Après la liesse au Baccalauréat, les nouveaux étudiants sont confus. Quelle filière choisir pour quel métier ? Une question à laquelle il aurait fallu répondre des années auparavant. Mais aujourd’hui, ils ont encore une chance à condition d’être bien orienté dans leur choix, pense le président du comité d’organisation du Salon nationale de l’orientation professionnelle et de l’inclusion financière (Sanopif), Armel Allavo.
Propos recueillis par Sêdaminou Béni AGBAYAHOUN
Bénin Intelligent : Traditionnellement au Bénin, on pense à l’orientation professionnelle après le Baccalauréat. Ne pensez-vous pas qu’il est un peu tard pour s’orienter ? Et que faut-il faire selon vous ?

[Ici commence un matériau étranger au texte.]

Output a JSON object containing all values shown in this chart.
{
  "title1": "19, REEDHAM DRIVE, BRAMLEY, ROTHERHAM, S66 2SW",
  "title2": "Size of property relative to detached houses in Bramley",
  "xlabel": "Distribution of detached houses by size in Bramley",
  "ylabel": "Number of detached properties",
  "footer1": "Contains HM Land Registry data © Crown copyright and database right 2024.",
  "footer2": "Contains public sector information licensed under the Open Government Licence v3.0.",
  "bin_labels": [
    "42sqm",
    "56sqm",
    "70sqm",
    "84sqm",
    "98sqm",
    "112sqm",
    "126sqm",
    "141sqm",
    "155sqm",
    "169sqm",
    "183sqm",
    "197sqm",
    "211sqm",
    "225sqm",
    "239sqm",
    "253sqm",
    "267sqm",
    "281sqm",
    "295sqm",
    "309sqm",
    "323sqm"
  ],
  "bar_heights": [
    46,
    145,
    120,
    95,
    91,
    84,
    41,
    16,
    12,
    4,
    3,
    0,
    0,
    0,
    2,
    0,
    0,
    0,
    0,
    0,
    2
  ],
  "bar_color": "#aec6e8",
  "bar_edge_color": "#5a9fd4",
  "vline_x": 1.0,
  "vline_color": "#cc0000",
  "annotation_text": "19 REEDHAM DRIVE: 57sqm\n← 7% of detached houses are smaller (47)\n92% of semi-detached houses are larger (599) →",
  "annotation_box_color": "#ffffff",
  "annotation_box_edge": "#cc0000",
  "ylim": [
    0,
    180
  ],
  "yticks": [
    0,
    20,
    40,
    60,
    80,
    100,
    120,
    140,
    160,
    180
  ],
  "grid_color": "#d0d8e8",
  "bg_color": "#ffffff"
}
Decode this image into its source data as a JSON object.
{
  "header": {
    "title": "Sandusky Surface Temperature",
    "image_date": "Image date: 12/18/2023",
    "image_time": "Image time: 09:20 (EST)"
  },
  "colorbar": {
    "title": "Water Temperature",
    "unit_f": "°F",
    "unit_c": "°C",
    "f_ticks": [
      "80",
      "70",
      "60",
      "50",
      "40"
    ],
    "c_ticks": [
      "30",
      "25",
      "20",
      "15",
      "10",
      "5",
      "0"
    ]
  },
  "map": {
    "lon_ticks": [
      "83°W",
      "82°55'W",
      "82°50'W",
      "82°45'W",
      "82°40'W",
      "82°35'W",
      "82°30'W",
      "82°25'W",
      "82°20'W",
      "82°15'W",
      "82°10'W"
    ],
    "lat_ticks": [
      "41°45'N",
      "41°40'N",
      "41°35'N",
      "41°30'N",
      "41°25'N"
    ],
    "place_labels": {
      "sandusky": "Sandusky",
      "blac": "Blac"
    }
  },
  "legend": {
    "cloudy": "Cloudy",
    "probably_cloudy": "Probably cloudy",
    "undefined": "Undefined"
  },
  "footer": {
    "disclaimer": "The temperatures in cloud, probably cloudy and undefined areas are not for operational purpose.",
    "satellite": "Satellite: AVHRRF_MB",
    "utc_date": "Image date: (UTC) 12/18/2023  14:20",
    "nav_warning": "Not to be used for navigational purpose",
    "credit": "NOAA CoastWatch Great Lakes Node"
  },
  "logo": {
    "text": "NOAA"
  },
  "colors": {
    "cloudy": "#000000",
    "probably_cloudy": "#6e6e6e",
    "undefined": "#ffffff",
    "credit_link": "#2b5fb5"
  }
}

Armel Allavo : Je suis d’accord avec vous parce que malheureusement chez nous, c’est après le Bac que les nouveaux bacheliers se posent la question de savoir quoi faire. Alors qu’ailleurs c’est déjà depuis le primaire ou le secondaire que le jeune apprenant est suivi pour faire un choix compte tenu de ses aspirations et de l’évolution du marché. Mais chez nous, c’est après le Bac que la question se pose. Parce que les gens se disent que maintenant, je suis face à mon destin. Quelle filière dois-je faire pour après, travailler dans quel domaine ?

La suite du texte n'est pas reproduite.